Ознакомительная версия.
— Ну что ж, дорогие мои, вот и расстаёмся с вами. Я знаю, что был вам плохим хозяином, но не потому что не хотел быть хозяином хорошим, нет. Просто я не мог быть хозяином вам — таким же людям, как и я. Пусть некоторые из вас бывали хитры, лукавы, ленивы, но вы на то и люди; люди часто бывают таковыми, но они бывают и честны, и бесстрашны, и благородны, потому что они люди, — он снова немного помолчал, словно бы прислушиваясь к чему—то, а затем сказал уже немного другим, глуховатым голосом: — Я всех вас люблю и буду любить всегда и... не поминайте лихом своего барина.
Возок тронулся с места, заскрипели его бока, замахали спицами колеса, и, точно повинуясь этим всё убыстряющимся и убыстряющимся взмахам, вознёсся над толпою сперва один крик, за ним другой, заголосили бабы, заплакали мужики и все потянулись вослед за уезжающим в непроглядную даль Андреем Ивановичем, всё пытались уцепиться хотя бы за полу его арестантского платья, поцеловать руку, коснуться колышущихся боков возка.

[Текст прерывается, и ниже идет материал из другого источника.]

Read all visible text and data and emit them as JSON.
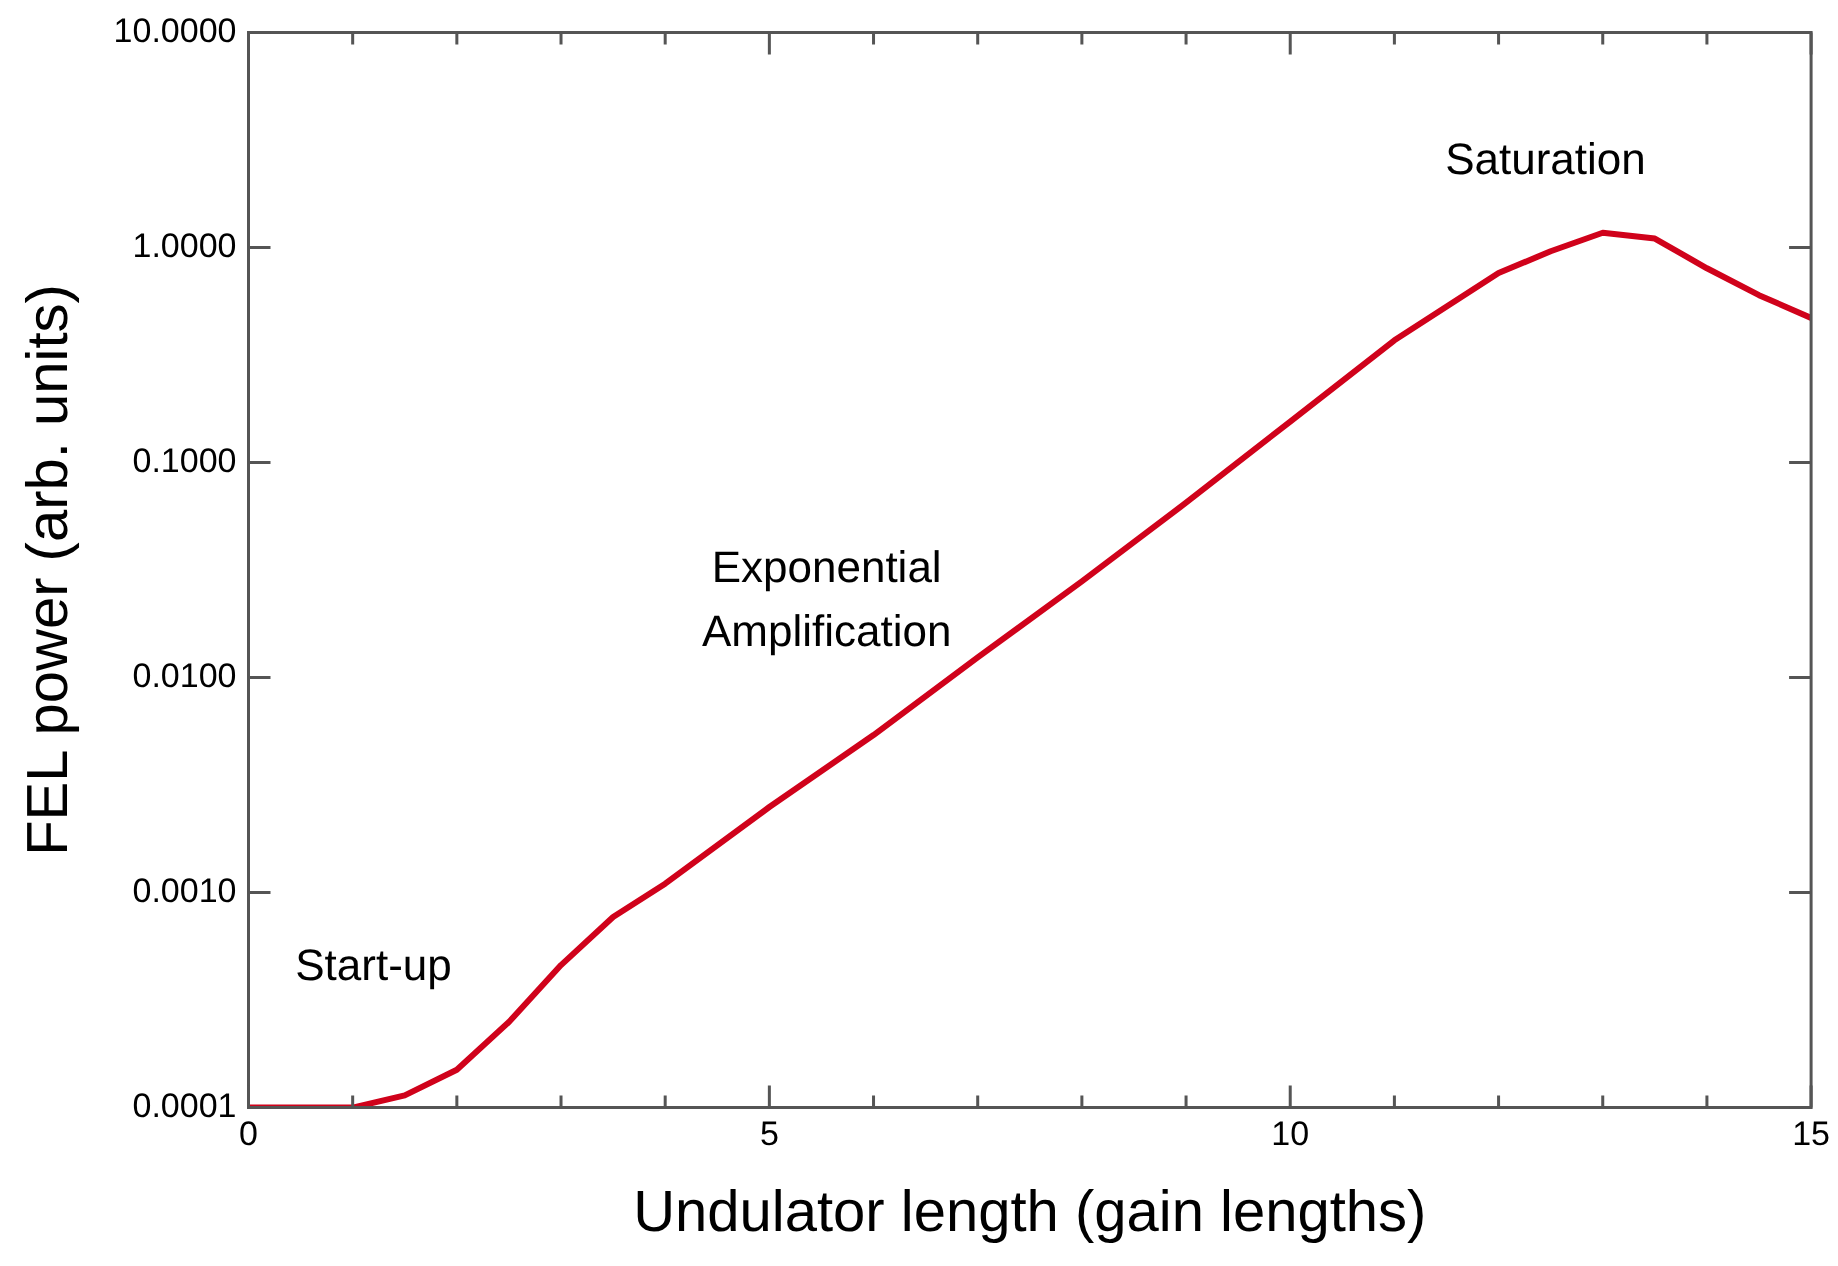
{
  "chart_data": {
    "type": "line",
    "xlabel": "Undulator length (gain lengths)",
    "ylabel": "FEL power (arb. units)",
    "log": "y",
    "xlim": [
      0,
      15
    ],
    "xticks": [
      0,
      {
        "value": 1,
        "label": null
      },
      {
        "value": 2,
        "label": null
      },
      {
        "value": 3,
        "label": null
      },
      {
        "value": 4,
        "label": null
      },
      5,
      {
        "value": 6,
        "label": null
      },
      {
        "value": 7,
        "label": null
      },
      {
        "value": 8,
        "label": null
      },
      {
        "value": 9,
        "label": null
      },
      10,
      {
        "value": 11,
        "label": null
      },
      {
        "value": 12,
        "label": null
      },
      {
        "value": 13,
        "label": null
      },
      {
        "value": 14,
        "label": null
      },
      15
    ],
    "ylim": [
      0.0001,
      10
    ],
    "yticks": [
      {
        "value": 0.0001,
        "label": "0.0001"
      },
      {
        "value": 0.001,
        "label": "0.0010"
      },
      {
        "value": 0.01,
        "label": "0.0100"
      },
      {
        "value": 0.1,
        "label": "0.1000"
      },
      {
        "value": 1,
        "label": "1.0000"
      },
      {
        "value": 10,
        "label": "10.0000"
      }
    ],
    "grid": false,
    "legend": false,
    "marker": "none",
    "line_style": "solid",
    "x": [
      0,
      0.5,
      1,
      1.5,
      2,
      2.5,
      3,
      3.5,
      4,
      5,
      6,
      7,
      8,
      9,
      10,
      11,
      12,
      12.5,
      13,
      13.5,
      14,
      14.5,
      15
    ],
    "series": [
      {
        "color": "#d0021b",
        "values": [
          0.0001,
          0.0001,
          0.0001,
          0.000114,
          0.00015,
          0.00025,
          0.00046,
          0.00077,
          0.0011,
          0.0025,
          0.0054,
          0.0124,
          0.028,
          0.065,
          0.155,
          0.37,
          0.76,
          0.96,
          1.17,
          1.1,
          0.8,
          0.6,
          0.47
        ]
      }
    ],
    "annotations": [
      "Start-up",
      "Exponential\nAmplification",
      "Saturation"
    ]
  }
}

— Я сбегу, я сбегу, барин, я доберусь к тебе в Сибирь, — кричал дюжий мужик в армяке, растирая по лицу то ли дождевые капли, то ли слёзы.
— И я, барин, и я сбегу, — закричал ему вдогонку второй.
— И я, и я, — стало раздаваться со всех сторон, — всей деревней к тебе придём, — наперебой кричали мужики, — всей деревней. Ты нас только дождись там в Сибири, барин, только дождись...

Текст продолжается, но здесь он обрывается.